Mouse also shared a poem she heard from birds:
‘Sun is sinking down the African sky
And we wait for you, our friend
To tell you a song about our nation
You ask yourself why
And we tell you, our friend
All we ask is your will for conversation
Hungry and thirsty, we used to cry
But now our friend
We just wait for you to understand our situation’
Soon after that, something awakened their interest, compassion. Now, they couldn’t leave, they had emotions for before unknown birds! When she finished, all remained quiet. Far away, some chirping could be heard. Lion left first without a goodbye. All animals followed him. Instead the Mouse. She was left alone, watching dull and weak moon reflecting in the water.”

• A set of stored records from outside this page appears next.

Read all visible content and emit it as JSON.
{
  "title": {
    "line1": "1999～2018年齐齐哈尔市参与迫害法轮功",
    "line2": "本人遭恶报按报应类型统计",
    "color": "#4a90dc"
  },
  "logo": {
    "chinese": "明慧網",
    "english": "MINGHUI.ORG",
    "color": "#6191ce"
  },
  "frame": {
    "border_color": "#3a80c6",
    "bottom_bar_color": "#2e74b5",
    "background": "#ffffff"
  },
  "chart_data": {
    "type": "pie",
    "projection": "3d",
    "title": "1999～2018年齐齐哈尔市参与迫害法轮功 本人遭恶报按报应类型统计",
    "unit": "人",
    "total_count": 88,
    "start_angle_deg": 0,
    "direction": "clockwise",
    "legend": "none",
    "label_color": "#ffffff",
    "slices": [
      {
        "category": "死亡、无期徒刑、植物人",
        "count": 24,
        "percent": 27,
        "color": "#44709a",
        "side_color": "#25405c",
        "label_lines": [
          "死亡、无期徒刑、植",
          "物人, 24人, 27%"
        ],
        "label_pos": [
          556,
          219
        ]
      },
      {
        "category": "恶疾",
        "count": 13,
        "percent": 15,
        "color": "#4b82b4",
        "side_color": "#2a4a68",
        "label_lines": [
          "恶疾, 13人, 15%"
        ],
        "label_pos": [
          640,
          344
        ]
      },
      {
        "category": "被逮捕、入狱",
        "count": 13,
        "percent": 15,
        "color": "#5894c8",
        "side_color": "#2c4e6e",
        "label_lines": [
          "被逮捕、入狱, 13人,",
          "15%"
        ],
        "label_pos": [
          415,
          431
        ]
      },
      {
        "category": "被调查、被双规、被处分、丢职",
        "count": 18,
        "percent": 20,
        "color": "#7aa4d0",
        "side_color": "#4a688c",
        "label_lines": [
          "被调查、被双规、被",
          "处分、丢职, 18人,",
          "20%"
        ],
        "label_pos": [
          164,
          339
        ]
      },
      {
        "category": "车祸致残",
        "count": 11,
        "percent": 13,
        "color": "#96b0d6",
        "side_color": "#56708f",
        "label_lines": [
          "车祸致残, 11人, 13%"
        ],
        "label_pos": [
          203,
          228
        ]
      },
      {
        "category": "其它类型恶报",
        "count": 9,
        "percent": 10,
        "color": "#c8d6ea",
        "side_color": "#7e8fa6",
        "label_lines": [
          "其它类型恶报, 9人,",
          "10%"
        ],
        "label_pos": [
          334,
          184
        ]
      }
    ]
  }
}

“Next morning she woke up and came from the hole. Where is everybody? Suddenly, a big shadow rose above her. Was that the storm coming? Oh no! That were birds flying all around the sky! What a magical and graceful moment! Mouse’s heart was singing. But how, why, how is that even possible?”
“From the background Lion approached the Mouse: ‘When I was drinking today, I looked in the water. And in reflection, I didn’t see myself but birds. I realized that I could be them and they could be me. I finally got it; we can all be in a bad position sometimes and it is nice if somebody understands us. Mouse, I have to say, you really are small and sometimes fearful. But you have a big heart and courage. You care, and you managed to reach that we care too. You put yourself in the role of a storyteller and told us the story instead of them that could not. Stories touched me. I can’t look away anymore. I feel closer to them now. Like I know them from forever. I decided to open the door of Savannah. I think it is big enough for everybody.’”
Mouse smiled, thanked him and said: Sometimes we just have to be brave enough to share the story and be prepared to listen.”
Lion agreed: “Yes, sometimes a good story can do more good than can do help, water, and food. It connects us and brings the feeling we are all in this together. And that is the time we awaken the heart. And that one awakens the solidarity.”
“Could birds live in Africa forever?” asked the girl.
“Yes, but they just stayed until the end of the winter and then they returned home because they missed their nests. They returned every winter and African animals expected them with excitement of hearing new interesting stories from Europe.”